Cependant, aucune de ces études n’est référencée par Chené. Tout au long de son ouvrage celui-ci ne fera aucune référence à des études scientifiques validées par des revues scientifiques à comité de lecture par les pairs. Les rares références ne concernent que les travaux de Caycedo.
Dans son livre, Chené explique que face à la critique d’un sophrologue (il ne nous donne cependant pas plus d’informations sur l’auteur de la question) qui demandait à ce que le terme « conscience » soit moins utilisé (il n’y a pas plus de précision dans le livre), car peu reconnu scientifiquement, voici ce que Caycedo répondit :
« Un bon professeur a un certain espace, maintient une rigueur, une éthique médicale ; la psychiatrie elle-même est devenue une « cachetologie », elle n’arrive pas à être phénoménologique, ce qui serait plus rapide pour l’évolution des consciences. Même la psychothérapie est limogée, une période d’animalisation de notre espèce s’annonce : on enlève la conscience, c’est l’animalisation, la médecine vétérinaire »29.
On remarque que Caycedo, au lieu de répondre sur le plan de la scientificité, mobilise un jargon de type pseudoscientifique, et joue sur le registre de la peur face à une aliénation, une « animalisation » prochaine de l’Humain, incluant de fait la critique du sophrologue dans ce processus menaçant.
Caycedo a cependant peu écrit en français. La plupart de ses écrits sont rédigés en anglais ou en espagnol entre les années 1961 et 1979 (sept publications en espagnol, trois publications en anglais et une en français). Sa dernière publication datant de 1995 a été écrite en français30. C’est Raymond Abrezol (1931-2010), dentiste formé au courant psychanalytique jungien et à la médecine traditionnelle chinoise31 qui diffuse la sophrologie en France et en Suisse.
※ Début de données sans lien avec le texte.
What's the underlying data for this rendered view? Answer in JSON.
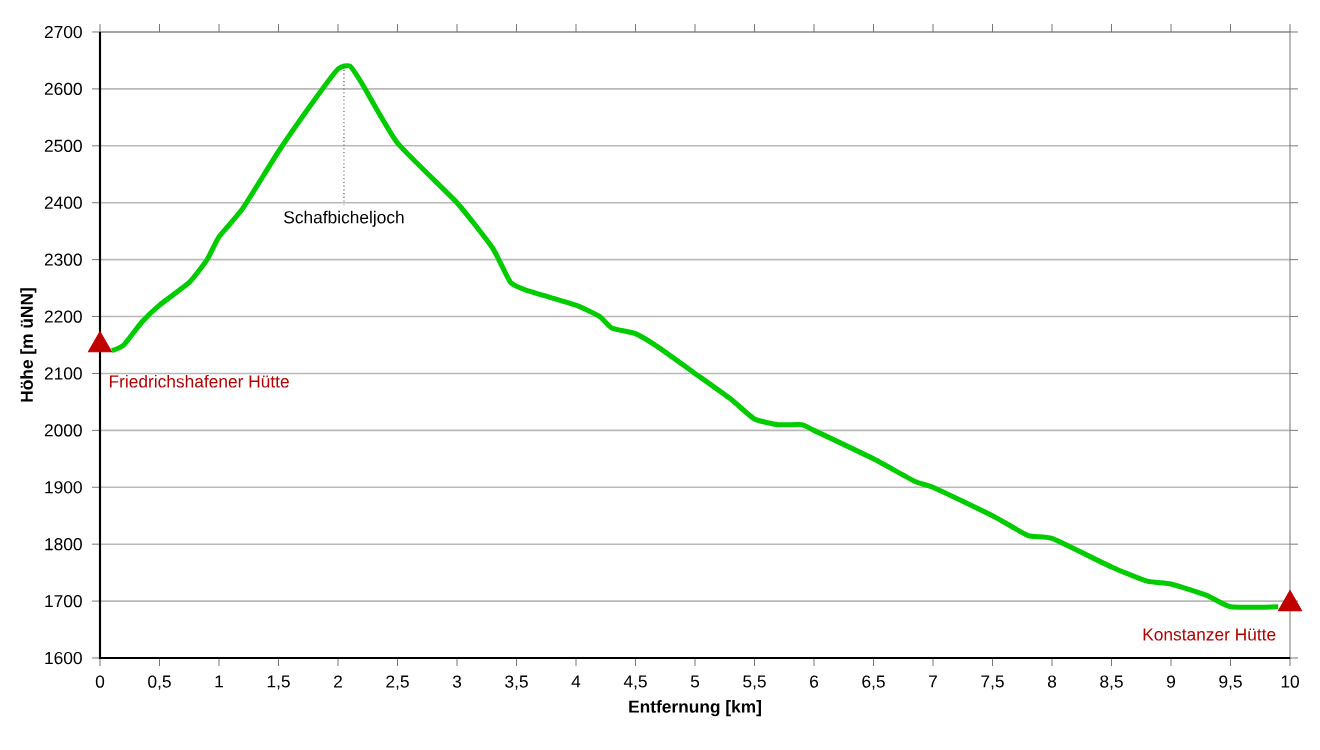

Il devient responsable de la Sophrologie Clinique en Suisse et de l’enseignement de cette discipline. En 1986, Abrezol rédige un livre intitulé Sophrologie et évolution : demain l’Homme, dans lequel il explique que l’humanité, décadente, est vouée à sa perte et qu’il est nécessaire de stimuler l’hémisphère cérébral droit, siège de l’intuition, afin de retrouver son identité propre. Il reprend ainsi les grands classiques, malheureusement faux, de latéralisation artificielle gauche/droite, rationnel/intuitif du cerveau humain (Grinder, etc.32). Les propos d’Abrezol, d’apparence scientifique, ne sont cependant pas appuyés sur des recherches scientifiques référencées, ni sur des descriptions de ces méthodes qui permettraient alors de tester les effets de la stimulation de l’hémisphère droit.
Le rapport entre la sophrologie Caycédienne et le spiritualisme
Une dimension ouvertement spiritualiste est utilisée par Abrezol lorsqu’il aborde notamment le thème de l’enfance, introduisant ainsi le concept syncrétique de « grands Maîtres » hérité du courant théosophique de Helena Blavatsky et du colonel Henry S. Olcott et qu’on retrouvera par la suite chez les Antroposophes autour de Rudolf Steiner.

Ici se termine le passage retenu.